2025'in ilk 10 ayında borcunu ödeyemediği için yasal takibe düşenlerin sayısı 1.8 milyonu aştı. Toplam batık borç tutarı ise 230 milyar liraya dayandı.

İktidar kanadından gelen "Enflasyon düşüyor, ekonomi rayına oturuyor" açıklamaları vatandaşın cebindeki yangını söndürmeye yetmedi. Maaşı yattığı gün eriyen, ay sonunu getirebilmek için kredi kartına sarılan milyonlarca kişi, borcu borçla kapatma döngüsüne hapsoldu. Bankalararası Risk Merkezi ve BDDK’nın açıkladığı son veriler, hanelerdeki krizin boyutunu ve ödeme güçlüğünü tüm çıplaklığıyla gözler önüne serdi.

1.8 milyon eve icra korkusu girdi

Sadece Ekim 2025'te, kredi kartı borcunu ödeyemeyen 153 bin 378 kişi ile bireysel kredisini aksatan 123 bin 753 kişi yasal takibe alındı. Ancak asıl korkutucu tablo kümülatif verilerde ortaya çıktı. Yılın başından Ekim ayına kadar geçen 10 aylık süreçte, yasal takibe düşen kişi sayısı geçen yılın aynı dönemine göre yüzde 20 artış göstererek 1 milyon 810 bin kişiye ulaştı. Milyonlarca vatandaşın bankalarla "davalık" olduğu resmen tescillendi.

Borç batağı büyüyor: Yüzde 142 artış

Vatandaşın ödeme gücündeki erime, "tasfiye olunacak alacaklar" kalemine de yansıdı. Risk Merkezi verilerine göre, Ekim 2025 itibarıyla bu kalem, bir önceki yıla kıyasla yüzde 142 gibi rekor bir artışla 261 milyar TL seviyesine fırladı. Borcunu ödeyememiş ve halen borçlu statüsünde görünen gerçek kişi sayısı ise Ekim sonu itibarıyla 4 milyon 179 bin 933 olarak kayıtlara geçti.

Batık kredi tutarı 230 milyar liraya dayandı

Bankacılık Düzenleme ve Denetleme Kurulu (BDDK) verileri de tablonun vahametini doğruladı. Ocak ayında 116 milyar 457 milyon TL olan takibe düşen kredi ve kredi kartı alacak tutarı, 28 Kasım haftasında neredeyse ikiye katlanarak 227 milyar 991 milyon TL'ye yükseldi.
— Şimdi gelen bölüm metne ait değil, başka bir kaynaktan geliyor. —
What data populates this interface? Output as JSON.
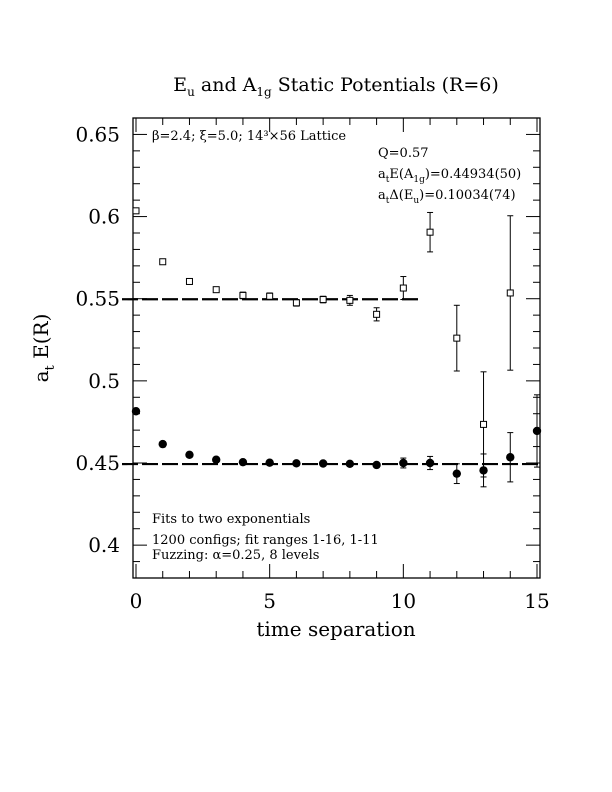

Rakamların detaylarına inildiğinde; takibe düşen kredi borcunun 59 milyar liradan 110 milyar 377 milyon liraya, kredi kartı borcunun ise 56 milyar liradan 117 milyar 613 milyon liraya fırladığı görüldü. Rakamların diliyle konuşan bu verilerin ardından, gözler şimdi ekonomi yönetiminin atacağı yeni adımlara ve dar gelirlinin nefes alıp alamayacağına çevrildi.